The Healthy and Sustainable Fishing Industry in South Africa
The fishing industry in South Africa is extensive and well managed. The Department of Agriculture, Forestry and Fisheries is tasked with the responsibility of managing the coastal and marine resources in such a way, so as to ensure the safeguarding of the ecosystems. Sustainability of the fishing industry is closely related to how well the coastal and marine resources are managed and preserved.
With around 10 000 marine plant and animal species along the South African 3 000km coastline, the biodiversity of the plant and animal resources can only be described as impressive. However, protecting the resources against over usage is essential. It remains a challenging task to create and sustain a workable balance between resource protection and the development of the economic potential of the fishing industry in the country.
South Africa boasts 22 commercial fish-related sectors, with two main fishery sectors consisting of the industry of wild capture fishery and the aquaculture sector. The wild capture industry consists of subsistence, recreational, and commercial fishing components. All three components must be managed to protect the natural resources, and to ensure that economic and social needs can be met. The aquaculture sector is still in its infant phase, with more focus expected on this sector in future to reduce the pressure on natural wild stock.
Illegal fishing practices have placed additional pressure on the coastal and marine resources in the Western Cape. As a result, the Department of Agriculture, Forestry and Fisheries has commenced with an extensive anti-poaching programme in the province, which includes the deployment of military veterans to help identify poaching activities in the Cape Town-Overberg region.
South Africans consume over 310 million kilogrammes of fish annually, from which around 50% is locally caught. Most of the fish consumed are sardines or hake. Over 94% of the fish caught by South African deep-sea trawlers are caught in the waters of the Western Cape province. With over 144 000 tonnes of hake caught annually in the Western Cape sea waters, one can understand why the fishing industry can be a major employer in the province.
Sales in the South African fishing industry bring in over R3,4 billion in total the foreign exchange income every year. With the fishery sector employing more than 26 500 people in the commercial sector, and the industry being worth R6 billion per year, it is one of the main income sectors in the country. According to the South African Deep-Sea Trawling Industry Association’s latest release on employment figures, a total of 7 050 people are directly employed in the deep-sea trawling industry.
With the coastal and marine resources forming an important part of the livelihood and nutrition sources of South Africans, sustainable management thereof is crucial. Sea Harvest recognises the need for sustainable fishing practices.
Sea Harvest is a member of the Responsible Fishing Alliance, a non-profit body consisting of various organisations that recognise the importance of preserving the marine ecosystems. Members of the Alliance have invested several millions in projects for improved eco-system management. The local deep-sea trawling fishing companies, such as Sea Harvest, follow sustainable fishing practices. Indeed, the SA deep-sea trawling industry has recently received the Marine Steward Council re-certification for a third time. The industry has been recognised for responsible and sustainable management.

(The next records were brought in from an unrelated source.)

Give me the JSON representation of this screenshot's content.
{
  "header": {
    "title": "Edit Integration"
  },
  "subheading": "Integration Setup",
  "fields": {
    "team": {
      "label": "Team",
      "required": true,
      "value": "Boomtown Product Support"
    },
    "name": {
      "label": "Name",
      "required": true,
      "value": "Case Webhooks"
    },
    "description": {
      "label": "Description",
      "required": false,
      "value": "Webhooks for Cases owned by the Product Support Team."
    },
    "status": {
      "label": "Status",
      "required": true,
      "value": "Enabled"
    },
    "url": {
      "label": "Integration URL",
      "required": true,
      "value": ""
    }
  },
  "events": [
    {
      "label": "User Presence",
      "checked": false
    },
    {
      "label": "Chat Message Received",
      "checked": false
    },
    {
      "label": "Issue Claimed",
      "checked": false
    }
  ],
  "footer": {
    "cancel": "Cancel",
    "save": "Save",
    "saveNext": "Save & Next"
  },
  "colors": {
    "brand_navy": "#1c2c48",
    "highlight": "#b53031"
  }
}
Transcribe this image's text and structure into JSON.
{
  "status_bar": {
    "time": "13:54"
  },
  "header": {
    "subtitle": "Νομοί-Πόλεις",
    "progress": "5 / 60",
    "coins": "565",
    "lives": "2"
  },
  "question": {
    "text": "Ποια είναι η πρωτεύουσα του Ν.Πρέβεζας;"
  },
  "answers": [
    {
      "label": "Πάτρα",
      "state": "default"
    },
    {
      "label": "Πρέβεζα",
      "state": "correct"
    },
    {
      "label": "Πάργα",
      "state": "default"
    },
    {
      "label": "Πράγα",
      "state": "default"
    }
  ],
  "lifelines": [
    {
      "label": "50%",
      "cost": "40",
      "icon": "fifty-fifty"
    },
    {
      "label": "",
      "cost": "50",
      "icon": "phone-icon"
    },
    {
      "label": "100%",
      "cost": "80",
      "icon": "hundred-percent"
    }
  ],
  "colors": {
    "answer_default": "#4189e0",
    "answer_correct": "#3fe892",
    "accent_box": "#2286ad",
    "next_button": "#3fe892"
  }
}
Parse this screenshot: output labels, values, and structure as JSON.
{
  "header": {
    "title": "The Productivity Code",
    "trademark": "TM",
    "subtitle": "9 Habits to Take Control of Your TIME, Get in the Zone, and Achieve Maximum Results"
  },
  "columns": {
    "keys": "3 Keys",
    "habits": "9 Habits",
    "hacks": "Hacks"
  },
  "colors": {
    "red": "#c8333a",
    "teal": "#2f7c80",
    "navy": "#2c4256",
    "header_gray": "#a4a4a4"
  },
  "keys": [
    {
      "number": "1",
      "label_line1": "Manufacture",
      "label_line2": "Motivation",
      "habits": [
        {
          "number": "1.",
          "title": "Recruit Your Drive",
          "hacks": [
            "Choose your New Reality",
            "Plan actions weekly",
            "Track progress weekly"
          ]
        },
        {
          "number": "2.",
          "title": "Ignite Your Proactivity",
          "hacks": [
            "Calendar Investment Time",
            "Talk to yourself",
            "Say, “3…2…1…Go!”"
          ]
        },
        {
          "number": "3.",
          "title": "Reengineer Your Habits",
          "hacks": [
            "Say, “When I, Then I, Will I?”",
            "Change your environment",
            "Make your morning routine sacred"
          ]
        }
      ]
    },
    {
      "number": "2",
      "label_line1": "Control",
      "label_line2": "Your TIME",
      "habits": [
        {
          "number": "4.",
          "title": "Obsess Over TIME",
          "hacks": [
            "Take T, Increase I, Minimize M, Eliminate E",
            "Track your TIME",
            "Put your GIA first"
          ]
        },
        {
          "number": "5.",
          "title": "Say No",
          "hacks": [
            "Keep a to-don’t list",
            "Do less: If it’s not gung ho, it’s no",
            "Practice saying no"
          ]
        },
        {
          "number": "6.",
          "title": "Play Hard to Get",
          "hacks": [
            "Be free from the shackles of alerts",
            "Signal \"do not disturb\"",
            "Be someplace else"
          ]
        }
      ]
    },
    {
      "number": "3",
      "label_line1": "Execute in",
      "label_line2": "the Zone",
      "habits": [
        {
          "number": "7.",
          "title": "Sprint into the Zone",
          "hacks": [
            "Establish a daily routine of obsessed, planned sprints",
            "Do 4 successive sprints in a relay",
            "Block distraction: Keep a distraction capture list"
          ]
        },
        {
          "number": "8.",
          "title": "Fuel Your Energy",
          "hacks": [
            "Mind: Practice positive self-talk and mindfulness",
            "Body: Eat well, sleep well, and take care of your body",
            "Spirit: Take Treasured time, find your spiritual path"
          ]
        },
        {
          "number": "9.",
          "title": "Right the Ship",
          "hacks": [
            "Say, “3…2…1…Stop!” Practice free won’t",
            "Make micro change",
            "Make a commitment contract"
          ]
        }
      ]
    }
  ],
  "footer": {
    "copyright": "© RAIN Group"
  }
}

In order to get certification, the industry had to undergo a one year re-assessment from an independent certification agency regarding all the operations under the fishery management. Compliance with the requirements of MSC allows for re-certification. To be certified, the industry must manage fishery in a manner that prevents over fishing and the decline in wild stock. The operations in the industry must not negatively affect the marine eco-system. The SA deep-sea fish trawling industry received high scores throughout.
The responsible fishing practices applied by companies, such as Sea Harvest, have helped to ensure a healthier stock level of hake in the South African fishing waters. The Cape horse mackerel levels have increased over the last few years, while the Agulhas sole levels have been stable for many years now. In addition, a 99% reduction in albatross deaths and injuries has been reported, because of the ongoing focus in the fishing industry on sustainable fishing practices.